In hospitals, ventilators are among the MVPs for patients in need of both acute and long-term care.
Ventilators keep people in comas alive, help those who cannot breathe get enough oxygen and those who have suffered heart attacks recuperate, and ease normal breathing in asthma patients, among a multitude of other uses.
Adding fuel to these concerns is a report, published this morning in the Journal of the American Medical Association, showing that the pandemic virus has already strained intensive-care unit resources in other North American countries.
Specifically, intensive-care units in Canada and Mexico were at full stretch during the peaks of the spring pandemic H1N1 flu outbreak, researchers said.
In Winnipeg -- site of the largest cohort of pandemic patients in Canada -- all intensive-care beds were occupied with H1N1 flu patients when the outbreak peaked in June, according to a study led by Dr. Anand Kumar, ICU attending physician for the Winnipeg Regional Health Authority.
And, in Mexico city, six major hospitals were so busy that admission to intensive care was delayed, and four patients died in the emergency department before they could get to the the ICU, according to a study led by Dr. Guillermo Domínguez-Cherit of Instituto Nacional de Ciencias Médicas y Nutrición "Salvador Zubirán."
The papers are the first to report on a large group of critically ill H1N1 patients treated during the early days of the pandemic in North America.
Meanwhile, Australian and New Zealand researchers reported last week that their intensive-care units were also under pressure as a result of the pandemic.
The papers underscore an unsettling reality -- that in an effort to ration resources during an emergency, health officials may be in the difficult position of determining, essentially, who lives and who dies.

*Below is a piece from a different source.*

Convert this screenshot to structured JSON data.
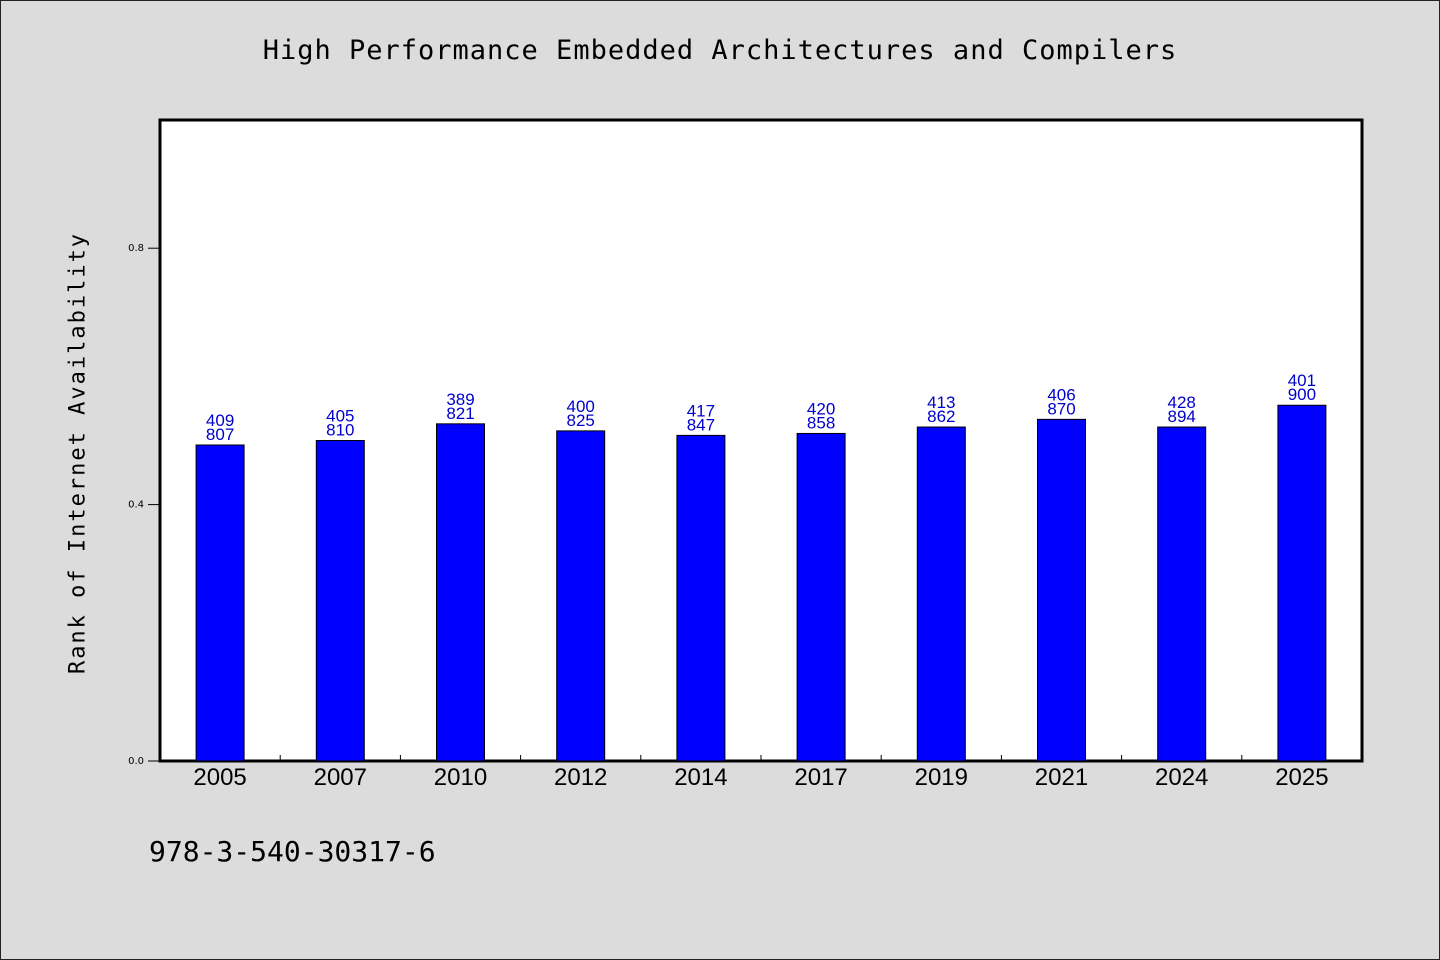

"We have a lot of ventilators in the U.S., but somebody's on them all the time," said Arthur Caplan, director of the Center for Bioethics at the University of Pennsylvania. "You're basically talking about taking somebody off a ventilator to give it to somebody else."
Late last month, the Institute of Medicine released guidelines for crisis standards of care that included recommendations on how to allocate life-saving resources -- such as ventilators -- in an emergency while maintaining ethical standards.

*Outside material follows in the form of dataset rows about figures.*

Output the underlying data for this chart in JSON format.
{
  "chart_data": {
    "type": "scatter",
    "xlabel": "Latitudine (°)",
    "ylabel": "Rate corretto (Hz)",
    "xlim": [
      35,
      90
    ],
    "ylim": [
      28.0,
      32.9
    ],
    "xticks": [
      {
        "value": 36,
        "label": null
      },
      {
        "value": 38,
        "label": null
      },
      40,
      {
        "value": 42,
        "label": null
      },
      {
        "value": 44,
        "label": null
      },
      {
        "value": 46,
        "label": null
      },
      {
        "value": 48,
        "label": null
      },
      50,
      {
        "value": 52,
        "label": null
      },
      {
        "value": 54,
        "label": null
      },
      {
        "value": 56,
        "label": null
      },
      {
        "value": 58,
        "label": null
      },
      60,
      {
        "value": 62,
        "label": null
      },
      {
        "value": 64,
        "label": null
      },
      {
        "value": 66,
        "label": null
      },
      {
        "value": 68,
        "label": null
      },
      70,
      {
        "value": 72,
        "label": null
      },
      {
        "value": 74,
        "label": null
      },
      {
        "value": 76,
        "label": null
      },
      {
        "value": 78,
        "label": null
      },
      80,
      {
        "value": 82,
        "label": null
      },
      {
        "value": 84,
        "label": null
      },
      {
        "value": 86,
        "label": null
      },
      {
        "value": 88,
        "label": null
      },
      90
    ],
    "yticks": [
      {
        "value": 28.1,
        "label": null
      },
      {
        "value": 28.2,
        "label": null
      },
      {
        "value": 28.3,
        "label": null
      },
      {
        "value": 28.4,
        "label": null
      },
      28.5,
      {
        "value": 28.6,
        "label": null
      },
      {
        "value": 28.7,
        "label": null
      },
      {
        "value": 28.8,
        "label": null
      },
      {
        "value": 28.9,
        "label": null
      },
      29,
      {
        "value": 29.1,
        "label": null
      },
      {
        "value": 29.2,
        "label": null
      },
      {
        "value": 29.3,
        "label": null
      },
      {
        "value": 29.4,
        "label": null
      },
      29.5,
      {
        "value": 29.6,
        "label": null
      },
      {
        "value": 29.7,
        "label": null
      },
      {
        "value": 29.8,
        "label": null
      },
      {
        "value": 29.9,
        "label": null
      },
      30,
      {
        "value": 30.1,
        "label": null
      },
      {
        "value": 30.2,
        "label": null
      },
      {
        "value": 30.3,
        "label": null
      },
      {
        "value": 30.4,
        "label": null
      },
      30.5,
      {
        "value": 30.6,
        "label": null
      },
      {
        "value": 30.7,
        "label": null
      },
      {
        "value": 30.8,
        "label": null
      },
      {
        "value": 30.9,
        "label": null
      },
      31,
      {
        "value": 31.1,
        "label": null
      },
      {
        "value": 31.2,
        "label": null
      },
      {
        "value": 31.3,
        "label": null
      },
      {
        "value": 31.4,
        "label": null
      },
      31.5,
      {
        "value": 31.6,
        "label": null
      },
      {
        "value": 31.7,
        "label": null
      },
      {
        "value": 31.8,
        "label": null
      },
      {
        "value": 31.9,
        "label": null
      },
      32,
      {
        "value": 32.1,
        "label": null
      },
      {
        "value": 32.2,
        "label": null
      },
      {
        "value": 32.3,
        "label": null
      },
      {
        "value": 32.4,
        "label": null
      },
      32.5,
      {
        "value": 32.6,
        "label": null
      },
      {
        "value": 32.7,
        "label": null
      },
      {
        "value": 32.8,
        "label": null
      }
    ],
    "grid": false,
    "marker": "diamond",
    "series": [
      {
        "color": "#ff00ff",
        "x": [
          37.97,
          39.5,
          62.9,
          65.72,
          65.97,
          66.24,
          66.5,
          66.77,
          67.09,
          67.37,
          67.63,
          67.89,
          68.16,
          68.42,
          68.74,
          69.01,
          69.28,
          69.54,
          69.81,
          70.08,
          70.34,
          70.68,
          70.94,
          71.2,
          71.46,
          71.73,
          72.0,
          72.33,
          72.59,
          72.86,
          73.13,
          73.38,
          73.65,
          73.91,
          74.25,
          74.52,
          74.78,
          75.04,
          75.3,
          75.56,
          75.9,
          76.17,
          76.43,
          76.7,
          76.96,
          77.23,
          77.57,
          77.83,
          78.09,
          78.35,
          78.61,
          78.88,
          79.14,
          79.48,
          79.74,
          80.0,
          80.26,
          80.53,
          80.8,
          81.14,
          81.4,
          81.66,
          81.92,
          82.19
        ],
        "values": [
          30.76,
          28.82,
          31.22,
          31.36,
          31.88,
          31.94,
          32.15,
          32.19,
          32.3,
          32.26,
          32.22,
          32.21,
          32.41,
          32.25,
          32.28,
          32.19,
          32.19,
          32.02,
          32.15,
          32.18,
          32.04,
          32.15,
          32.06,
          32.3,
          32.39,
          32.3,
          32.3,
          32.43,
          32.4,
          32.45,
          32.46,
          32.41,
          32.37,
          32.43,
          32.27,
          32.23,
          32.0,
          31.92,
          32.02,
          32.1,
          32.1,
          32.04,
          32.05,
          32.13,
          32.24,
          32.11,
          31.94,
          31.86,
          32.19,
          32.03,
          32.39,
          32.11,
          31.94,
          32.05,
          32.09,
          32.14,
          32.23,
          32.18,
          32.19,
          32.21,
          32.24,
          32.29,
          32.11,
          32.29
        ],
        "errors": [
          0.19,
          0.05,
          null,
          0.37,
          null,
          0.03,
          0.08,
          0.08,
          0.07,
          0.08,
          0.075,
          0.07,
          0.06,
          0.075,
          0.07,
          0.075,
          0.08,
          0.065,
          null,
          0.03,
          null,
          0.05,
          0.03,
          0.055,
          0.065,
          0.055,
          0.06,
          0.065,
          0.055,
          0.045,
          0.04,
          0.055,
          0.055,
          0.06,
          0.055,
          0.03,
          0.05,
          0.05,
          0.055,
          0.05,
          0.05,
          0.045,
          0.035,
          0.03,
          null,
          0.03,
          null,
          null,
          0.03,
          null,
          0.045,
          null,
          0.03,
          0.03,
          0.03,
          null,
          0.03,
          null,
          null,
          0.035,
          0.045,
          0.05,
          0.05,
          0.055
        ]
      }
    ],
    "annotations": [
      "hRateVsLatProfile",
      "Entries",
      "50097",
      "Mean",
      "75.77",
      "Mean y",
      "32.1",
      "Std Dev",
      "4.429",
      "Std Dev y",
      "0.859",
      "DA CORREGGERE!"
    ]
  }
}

"Depending on the disaster, ventilators are something you could need and could run out of," said Dr. Tia Powell, director of the Montefiore-Einstein Center for Bioethics and one of the authors of the IOM report. "But no one thinks that is likely with H1N1."
Other resources, Powell said, that may need to be rationed carefully include oxygen, tubing of various sizes and antibacterial or antiviral medications.

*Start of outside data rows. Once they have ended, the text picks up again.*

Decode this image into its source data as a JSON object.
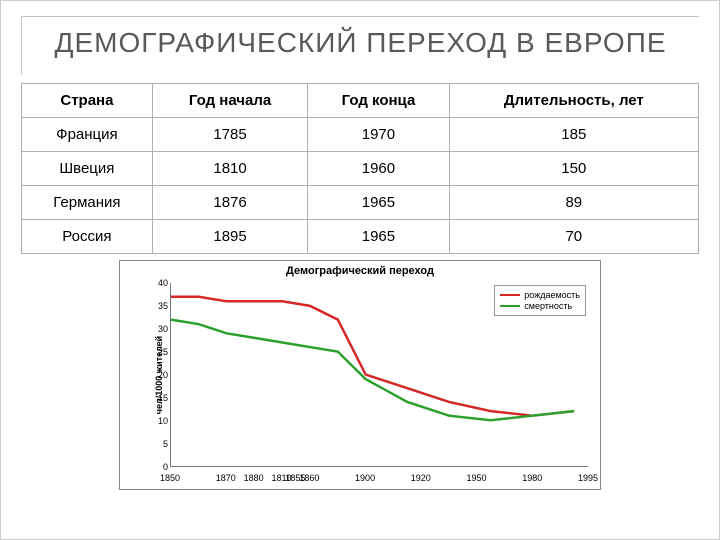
{
  "title": "ДЕМОГРАФИЧЕСКИЙ ПЕРЕХОД В ЕВРОПЕ",
  "table": {
    "columns": [
      "Страна",
      "Год начала",
      "Год конца",
      "Длительность, лет"
    ],
    "rows": [
      [
        "Франция",
        "1785",
        "1970",
        "185"
      ],
      [
        "Швеция",
        "1810",
        "1960",
        "150"
      ],
      [
        "Германия",
        "1876",
        "1965",
        "89"
      ],
      [
        "Россия",
        "1895",
        "1965",
        "70"
      ]
    ]
  },
  "chart": {
    "type": "line",
    "title": "Демографический переход",
    "x_label": "",
    "y_label": "чел/1000 жителей",
    "xlim": [
      1850,
      2000
    ],
    "xticks": [
      1850,
      1870,
      1880,
      1890,
      1895,
      1900,
      1920,
      1940,
      1960,
      1980,
      2000
    ],
    "xtick_labels": [
      "1850",
      "1870",
      "1880",
      "1810",
      "1855",
      "1860",
      "1900",
      "1920",
      "1950",
      "1980",
      "1995"
    ],
    "ylim": [
      0,
      40
    ],
    "yticks": [
      0,
      5,
      10,
      15,
      20,
      25,
      30,
      35,
      40
    ],
    "series": [
      {
        "name": "рождаемость",
        "color": "#d62728",
        "line_width": 2.5,
        "x": [
          1850,
          1860,
          1870,
          1880,
          1890,
          1900,
          1910,
          1920,
          1935,
          1950,
          1965,
          1980,
          1995
        ],
        "y": [
          37,
          37,
          36,
          36,
          36,
          35,
          32,
          20,
          17,
          14,
          12,
          11,
          12
        ]
      },
      {
        "name": "смертность",
        "color": "#2ca02c",
        "line_width": 2.5,
        "x": [
          1850,
          1860,
          1870,
          1880,
          1890,
          1900,
          1910,
          1920,
          1935,
          1950,
          1965,
          1980,
          1995
        ],
        "y": [
          32,
          31,
          29,
          28,
          27,
          26,
          25,
          19,
          14,
          11,
          10,
          11,
          12
        ]
      }
    ],
    "background_color": "#ffffff",
    "axis_color": "#777777",
    "tick_fontsize": 9,
    "title_fontsize": 11
  }
}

Public health experts agree that swine flu will not be an overwhelming pandemic in the way that the 1918 influenza pandemic, which killed more than 50 million people, was. Antiviral vaccine development is well under way, and public awareness about H1N1 influenza is increasing.
But disaster situations require doctors to make decisions where providing the best individual care may conflict with the duty to steward resources to save the greatest number of lives.